From: Brian M. Scott
Message: 60080
Date: 2008-09-17

At 11:01:45 AM on Monday, September 15, 2008, Arnaud Fournet
wrote:

> From: "bmscotttg" <BMScott@...>

>> Olof von Feilitzen, in The Pre-Conquest Personal Names of
>> Domesday Book, says that '[b]efore _r_, especially _r_ +
>> consonant, _e_ and _a_ tend to interchange in OFr
>> generally', citing K. Dammeier, Die Vertauschung von _er_
>> und _ar_ im Wortschatz der heutigen französischen
>> Schriftsprache, Dissertation, Berlin, 1903.

[...]

> In any case, that point of view conflicts with some basic
> data :

> French chaise, chaire = English chair both with /e/
> French charge = English charge both with /a/
> French chercher = English search : French has /e/
> French marcher = English march : both with /a/

> I can see no neutralisation !?

I rather imagine that Dammeier looked at a large number of
OFr sources. Certainly von Feilitzen was intimately
familiar with Anglo-Norman sources. (By the way, AN sources
show frequent interchange of <a> and <e> even without a
following <r>.)

> What kind of Old French is this man discussing ?

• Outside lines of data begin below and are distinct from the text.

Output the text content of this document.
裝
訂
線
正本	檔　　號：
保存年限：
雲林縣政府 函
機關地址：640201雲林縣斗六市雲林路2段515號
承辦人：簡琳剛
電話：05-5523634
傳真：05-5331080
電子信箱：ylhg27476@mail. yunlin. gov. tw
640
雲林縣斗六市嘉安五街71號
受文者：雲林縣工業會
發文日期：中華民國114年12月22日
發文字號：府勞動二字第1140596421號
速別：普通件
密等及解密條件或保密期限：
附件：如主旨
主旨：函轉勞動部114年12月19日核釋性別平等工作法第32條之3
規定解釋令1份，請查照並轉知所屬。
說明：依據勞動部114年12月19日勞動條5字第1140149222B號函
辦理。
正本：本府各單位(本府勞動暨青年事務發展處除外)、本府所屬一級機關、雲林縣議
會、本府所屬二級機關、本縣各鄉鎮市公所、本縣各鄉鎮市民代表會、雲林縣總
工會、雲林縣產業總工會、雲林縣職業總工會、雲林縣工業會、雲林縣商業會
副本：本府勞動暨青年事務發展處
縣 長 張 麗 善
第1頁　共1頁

Quite possibly the dialect continuum as a whole, if you mean
Dammeier: the full title of his dissertation is 'Die
Vertauschung von _er_ und _ar_ im Wortschatz der heutigen
französischen Schriftsprache nebst einer Berücksichtigung
ihrer Spuren in einigen französischen Mundarten'. Von
Feilitzen was mostly concerned with AN.